AgentSkillsCN

cloud-run-benchmark

借助此技能,可对Cloud Run的存储性能(GCS、NFS、缓存或合成I/O)进行基准测试。支持稳健的验证流程、JSON格式的报告输出以及资源清理操作,是生产环境上线前验证架构决策的理想选择。

SKILL.md
--- frontmatter
name: cloud-run-benchmark
description: Use this skill to benchmark Cloud Run storage performance (GCS, NFS, cache, or synthetic I/O). Supports robust verification, JSON reporting, and resource cleanup. Ideal for validating architecture decisions before production.

Cloud Run Benchmark Skill

This skill provides a robust, verifiable workflow for benchmarking storage performance on Google Cloud Run. It automates the lifecycle of testing: Verification -> Deployment -> Benchmarking -> Reporting -> Cleanup.

Core Capabilities

  1. Storage Testing: Compare GCS Fuse, Direct VPC, and NFS.
  2. Synthetic Benchmarking: Test maximum container I/O using synthetic data generator (no external files needed).
  3. Robust Reporting: Generates JSON & Markdown reports for auditability.
  4. Auto-Cleanup: Ensures no expensive resources are left running.

Benchmarking Workflow

1. Build Loader Image

First, ensure the benchmark container image is available:

bash
bash scripts/build_loader.sh

2. Run Benchmark

Use the unified benchmark_cloud_run.sh script.

Scenario A: Synthetic I/O Test (No Dependencies)

Test raw container throughput without bucket/model dependencies.

bash
bash scripts/benchmark_cloud_run.sh \
  --service-name=bench-synthetic \
  --synthetic \
  --size-gb=10 \
  --cpu=4 --memory=8Gi

Scenario B: Real Model Loading (GCS + Direct VPC)

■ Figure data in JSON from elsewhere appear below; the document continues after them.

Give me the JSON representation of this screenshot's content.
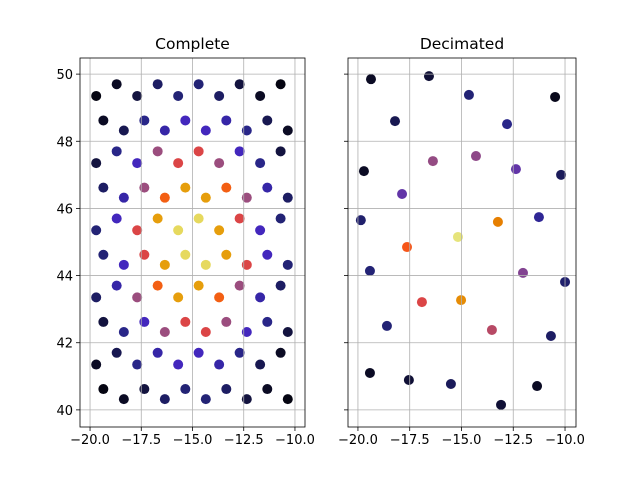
{
  "chart_data": [
    {
      "type": "scatter",
      "title": "Complete",
      "x": [
        -19.35,
        -18.35,
        -17.35,
        -16.35,
        -15.35,
        -14.35,
        -13.35,
        -12.35,
        -11.35,
        -10.35,
        -19.7,
        -18.7,
        -17.7,
        -16.7,
        -15.7,
        -14.7,
        -13.7,
        -12.7,
        -11.7,
        -10.7,
        -19.35,
        -18.35,
        -17.35,
        -16.35,
        -15.35,
        -14.35,
        -13.35,
        -12.35,
        -11.35,
        -10.35,
        -19.7,
        -18.7,
        -17.7,
        -16.7,
        -15.7,
        -14.7,
        -13.7,
        -12.7,
        -11.7,
        -10.7,
        -19.35,
        -18.35,
        -17.35,
        -16.35,
        -15.35,
        -14.35,
        -13.35,
        -12.35,
        -11.35,
        -10.35,
        -19.7,
        -18.7,
        -17.7,
        -16.7,
        -15.7,
        -14.7,
        -13.7,
        -12.7,
        -11.7,
        -10.7,
        -19.35,
        -18.35,
        -17.35,
        -16.35,
        -15.35,
        -14.35,
        -13.35,
        -12.35,
        -11.35,
        -10.35,
        -19.7,
        -18.7,
        -17.7,
        -16.7,
        -15.7,
        -14.7,
        -13.7,
        -12.7,
        -11.7,
        -10.7,
        -19.35,
        -18.35,
        -17.35,
        -16.35,
        -15.35,
        -14.35,
        -13.35,
        -12.35,
        -11.35,
        -10.35,
        -19.7,
        -18.7,
        -17.7,
        -16.7,
        -15.7,
        -14.7,
        -13.7,
        -12.7,
        -11.7,
        -10.7
      ],
      "y": [
        40.62,
        40.32,
        40.62,
        40.32,
        40.62,
        40.32,
        40.62,
        40.32,
        40.62,
        40.32,
        41.35,
        41.7,
        41.35,
        41.7,
        41.35,
        41.7,
        41.35,
        41.7,
        41.35,
        41.7,
        42.62,
        42.32,
        42.62,
        42.32,
        42.62,
        42.32,
        42.62,
        42.32,
        42.62,
        42.32,
        43.35,
        43.7,
        43.35,
        43.7,
        43.35,
        43.7,
        43.35,
        43.7,
        43.35,
        43.7,
        44.62,
        44.32,
        44.62,
        44.32,
        44.62,
        44.32,
        44.62,
        44.32,
        44.62,
        44.32,
        45.35,
        45.7,
        45.35,
        45.7,
        45.35,
        45.7,
        45.35,
        45.7,
        45.35,
        45.7,
        46.62,
        46.32,
        46.62,
        46.32,
        46.62,
        46.32,
        46.62,
        46.32,
        46.62,
        46.32,
        47.35,
        47.7,
        47.35,
        47.7,
        47.35,
        47.7,
        47.35,
        47.7,
        47.35,
        47.7,
        48.62,
        48.32,
        48.62,
        48.32,
        48.62,
        48.32,
        48.62,
        48.32,
        48.62,
        48.32,
        49.35,
        49.7,
        49.35,
        49.7,
        49.35,
        49.7,
        49.35,
        49.7,
        49.35,
        49.7
      ],
      "c": [
        0.02,
        0.04,
        0.07,
        0.11,
        0.13,
        0.13,
        0.11,
        0.07,
        0.04,
        0.02,
        0.04,
        0.09,
        0.16,
        0.23,
        0.29,
        0.29,
        0.23,
        0.16,
        0.09,
        0.04,
        0.07,
        0.16,
        0.29,
        0.43,
        0.52,
        0.52,
        0.43,
        0.29,
        0.16,
        0.07,
        0.11,
        0.23,
        0.43,
        0.64,
        0.78,
        0.78,
        0.64,
        0.43,
        0.23,
        0.11,
        0.13,
        0.29,
        0.52,
        0.78,
        0.95,
        0.95,
        0.78,
        0.52,
        0.29,
        0.13,
        0.13,
        0.29,
        0.52,
        0.78,
        0.95,
        0.95,
        0.78,
        0.52,
        0.29,
        0.13,
        0.11,
        0.23,
        0.43,
        0.64,
        0.78,
        0.78,
        0.64,
        0.43,
        0.23,
        0.11,
        0.07,
        0.16,
        0.29,
        0.43,
        0.52,
        0.52,
        0.43,
        0.29,
        0.16,
        0.07,
        0.04,
        0.09,
        0.16,
        0.23,
        0.29,
        0.29,
        0.23,
        0.16,
        0.09,
        0.04,
        0.02,
        0.04,
        0.07,
        0.11,
        0.13,
        0.13,
        0.11,
        0.07,
        0.04,
        0.02
      ],
      "colormap": [
        "#000000",
        "#262680",
        "#4026bf",
        "#994d80",
        "#ff4026",
        "#e68000",
        "#e6bf1a",
        "#e6e680",
        "#ffffff"
      ],
      "clim": [
        0,
        1.14
      ],
      "xlim": [
        -20.49,
        -9.51
      ],
      "ylim": [
        39.49,
        50.48
      ],
      "xticks": [
        {
          "value": -20,
          "label": "−20.0"
        },
        {
          "value": -17.5,
          "label": "−17.5"
        },
        {
          "value": -15,
          "label": "−15.0"
        },
        {
          "value": -12.5,
          "label": "−12.5"
        },
        {
          "value": -10,
          "label": "−10.0"
        }
      ],
      "yticks": [
        40,
        42,
        44,
        46,
        48,
        50
      ],
      "ytick_labels": true,
      "grid": true
    },
    {
      "type": "scatter",
      "title": "Decimated",
      "x": [
        -19.37,
        -16.57,
        -14.64,
        -10.48,
        -18.21,
        -12.8,
        -19.71,
        -16.38,
        -14.3,
        -12.37,
        -10.19,
        -17.87,
        -19.86,
        -13.24,
        -11.26,
        -15.17,
        -17.63,
        -19.42,
        -12.03,
        -10.0,
        -16.91,
        -15.02,
        -18.6,
        -13.53,
        -10.68,
        -19.42,
        -17.54,
        -15.51,
        -13.09,
        -11.35
      ],
      "y": [
        49.85,
        49.94,
        49.38,
        49.32,
        48.6,
        48.51,
        47.11,
        47.41,
        47.56,
        47.17,
        47.0,
        46.43,
        45.65,
        45.6,
        45.74,
        45.15,
        44.85,
        44.14,
        44.08,
        43.81,
        43.21,
        43.27,
        42.5,
        42.38,
        42.2,
        41.1,
        40.89,
        40.77,
        40.15,
        40.71
      ],
      "c": [
        0.04,
        0.06,
        0.13,
        0.03,
        0.09,
        0.16,
        0.04,
        0.42,
        0.41,
        0.34,
        0.1,
        0.34,
        0.12,
        0.71,
        0.19,
        0.99,
        0.62,
        0.13,
        0.39,
        0.12,
        0.52,
        0.74,
        0.13,
        0.47,
        0.11,
        0.04,
        0.06,
        0.1,
        0.06,
        0.04
      ],
      "colormap": [
        "#000000",
        "#262680",
        "#4026bf",
        "#994d80",
        "#ff4026",
        "#e68000",
        "#e6bf1a",
        "#e6e680",
        "#ffffff"
      ],
      "clim": [
        0,
        1.14
      ],
      "xlim": [
        -20.48,
        -9.47
      ],
      "ylim": [
        39.49,
        50.48
      ],
      "xticks": [
        {
          "value": -20,
          "label": "−20.0"
        },
        {
          "value": -17.5,
          "label": "−17.5"
        },
        {
          "value": -15,
          "label": "−15.0"
        },
        {
          "value": -12.5,
          "label": "−12.5"
        },
        {
          "value": -10,
          "label": "−10.0"
        }
      ],
      "yticks": [
        40,
        42,
        44,
        46,
        48,
        50
      ],
      "ytick_labels": false,
      "grid": true
    }
  ]
}
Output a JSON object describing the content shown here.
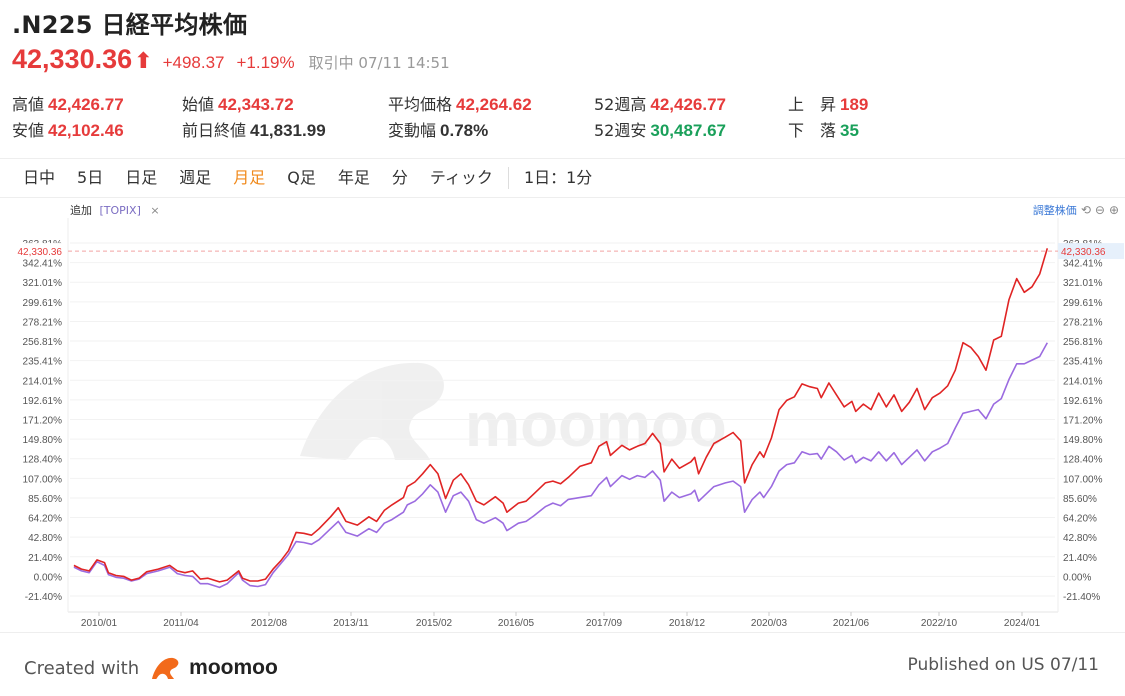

Test actual model loading performance.

bash
bash scripts/benchmark_cloud_run.sh \
  --type=gcs-vpc \
  --bucket=MY_BUCKET \
  --vpc=gpu-vpc \
  --model-file=models/llama-3-70b

Scenario C: NFS Performance

Test Cloud Filestore throughput.

bash
bash scripts/benchmark_cloud_run.sh \
  --type=nfs \
  --nfs-ip=10.0.0.2 \
  --file-share=model_share \
  --vpc=gpu-vpc

Configuration Reference

FlagDescriptionDefault
--typegcs, gcs-vpc, nfs (Ignored if --synthetic)gcs
--syntheticGenerate data in-memory instead of reading filesfalse
--size-gbSize of synthetic data to generate10
--no-cleanupSkip deleting service after test (for debugging)false
--gpuNumber of GPUs (0 to disable)0

Advanced Patterns

For detailed architecture trade-offs and optimization techniques (e.g., chunk sizing, thread counts), see: Storage Patterns

Self-Iteration & Troubleshooting

  • Low Throughput?: Check references/storage_patterns.md for "Direct VPC" and "Multi-threaded Loading".
  • Deployment Failed?: Check benchmark_run.log for authentication or quota errors.
  • Zonal Errors?: If using GPU, try specifying --gpu-type or check gcloud run regions list.